We might not all agree with Signal’s move to introduce crypto but we don’t have proof that it makes the messaging service less secure or less private.
@sergeant @resist1984 @dhfir Users are like electricity - they don’t like friction and always choose the path of least resistance. If one service requires more steps, more configuration, or even more decisions, it’s systematically “inferior” than the “one click and you’re set” kind of alternative.
@ilyess @dhfir @sergeant That electricity can be manipulated. There are people who want to reach me without crypto (out of laziness, incompetence, impatience, whatever). But I have imposed a more secure path.. one with more friction. I'll walk them through the steps if needed, but I will not allow for gmail correspondence, for example.
@sergeant @dhfir @ilyess It makes sense that if 2 parties need to communicate, they agree to the higher security requirements of the 2 ppl. #Signal is a perverse inversion of that, whereby people are pressured to /relax/ security under the pretext of good security.
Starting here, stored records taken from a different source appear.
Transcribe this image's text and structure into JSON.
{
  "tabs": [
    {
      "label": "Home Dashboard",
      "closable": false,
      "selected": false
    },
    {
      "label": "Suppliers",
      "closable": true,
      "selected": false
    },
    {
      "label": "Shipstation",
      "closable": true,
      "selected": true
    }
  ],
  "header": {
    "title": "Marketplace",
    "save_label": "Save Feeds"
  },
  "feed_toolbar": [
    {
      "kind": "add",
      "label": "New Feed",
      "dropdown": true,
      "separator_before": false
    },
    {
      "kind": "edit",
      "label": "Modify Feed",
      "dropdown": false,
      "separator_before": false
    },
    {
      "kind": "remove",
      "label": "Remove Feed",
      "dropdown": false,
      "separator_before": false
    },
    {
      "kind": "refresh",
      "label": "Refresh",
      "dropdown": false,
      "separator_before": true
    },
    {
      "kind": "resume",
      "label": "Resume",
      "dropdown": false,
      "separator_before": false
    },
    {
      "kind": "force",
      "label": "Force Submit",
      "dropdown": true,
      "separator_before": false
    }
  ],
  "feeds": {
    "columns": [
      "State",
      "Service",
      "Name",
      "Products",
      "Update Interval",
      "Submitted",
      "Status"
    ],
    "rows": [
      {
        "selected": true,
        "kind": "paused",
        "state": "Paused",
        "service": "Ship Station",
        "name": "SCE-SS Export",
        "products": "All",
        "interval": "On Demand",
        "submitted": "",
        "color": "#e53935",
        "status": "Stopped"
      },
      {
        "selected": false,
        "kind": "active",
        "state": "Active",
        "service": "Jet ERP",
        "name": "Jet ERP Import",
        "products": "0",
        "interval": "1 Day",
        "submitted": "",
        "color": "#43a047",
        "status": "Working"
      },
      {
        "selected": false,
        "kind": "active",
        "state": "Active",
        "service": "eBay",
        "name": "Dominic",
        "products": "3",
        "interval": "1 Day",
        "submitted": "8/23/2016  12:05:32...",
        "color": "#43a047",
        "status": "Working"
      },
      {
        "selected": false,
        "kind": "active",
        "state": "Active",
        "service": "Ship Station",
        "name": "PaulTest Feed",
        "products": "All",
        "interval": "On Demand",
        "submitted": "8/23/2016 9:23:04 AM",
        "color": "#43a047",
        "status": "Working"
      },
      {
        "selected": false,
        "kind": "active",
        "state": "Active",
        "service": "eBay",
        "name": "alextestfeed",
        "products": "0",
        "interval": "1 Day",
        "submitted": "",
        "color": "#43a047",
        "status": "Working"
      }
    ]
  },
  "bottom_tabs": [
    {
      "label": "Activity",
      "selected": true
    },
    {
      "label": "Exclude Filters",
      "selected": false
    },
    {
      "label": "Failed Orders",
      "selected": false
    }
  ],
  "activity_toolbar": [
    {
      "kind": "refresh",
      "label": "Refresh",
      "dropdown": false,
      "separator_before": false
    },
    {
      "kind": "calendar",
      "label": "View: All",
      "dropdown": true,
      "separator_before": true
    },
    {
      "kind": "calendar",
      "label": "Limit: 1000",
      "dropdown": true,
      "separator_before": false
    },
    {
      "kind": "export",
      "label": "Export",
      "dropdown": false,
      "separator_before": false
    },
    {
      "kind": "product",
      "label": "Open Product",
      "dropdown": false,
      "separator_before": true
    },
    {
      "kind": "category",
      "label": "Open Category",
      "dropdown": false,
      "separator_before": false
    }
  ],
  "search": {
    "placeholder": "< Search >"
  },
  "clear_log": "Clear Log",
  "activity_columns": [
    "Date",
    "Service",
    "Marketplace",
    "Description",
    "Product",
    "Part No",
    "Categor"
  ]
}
That is, Signal forces users to obtain mobile phone service which has a *huge* undeniable attack surface.
@ilyess @dhfir @sergeant #Signal creates an insideous network effect such that when someone chooses to use it, their choice isn't taking place in a vacuum. They then become an enticing incentive for other people to subscribe to mobile phone service in order to stay in touch. So Signal drives people to relax security.
@resist1984 @dhfir @sergeant It’s hard for me to see that as a real problem tbh. I don’t think phone numbers are going away any time soon. I don’t know in which part of the globe you live but around here you can’t do basic things without a phone number - things like calling an ambulance or law enforcement.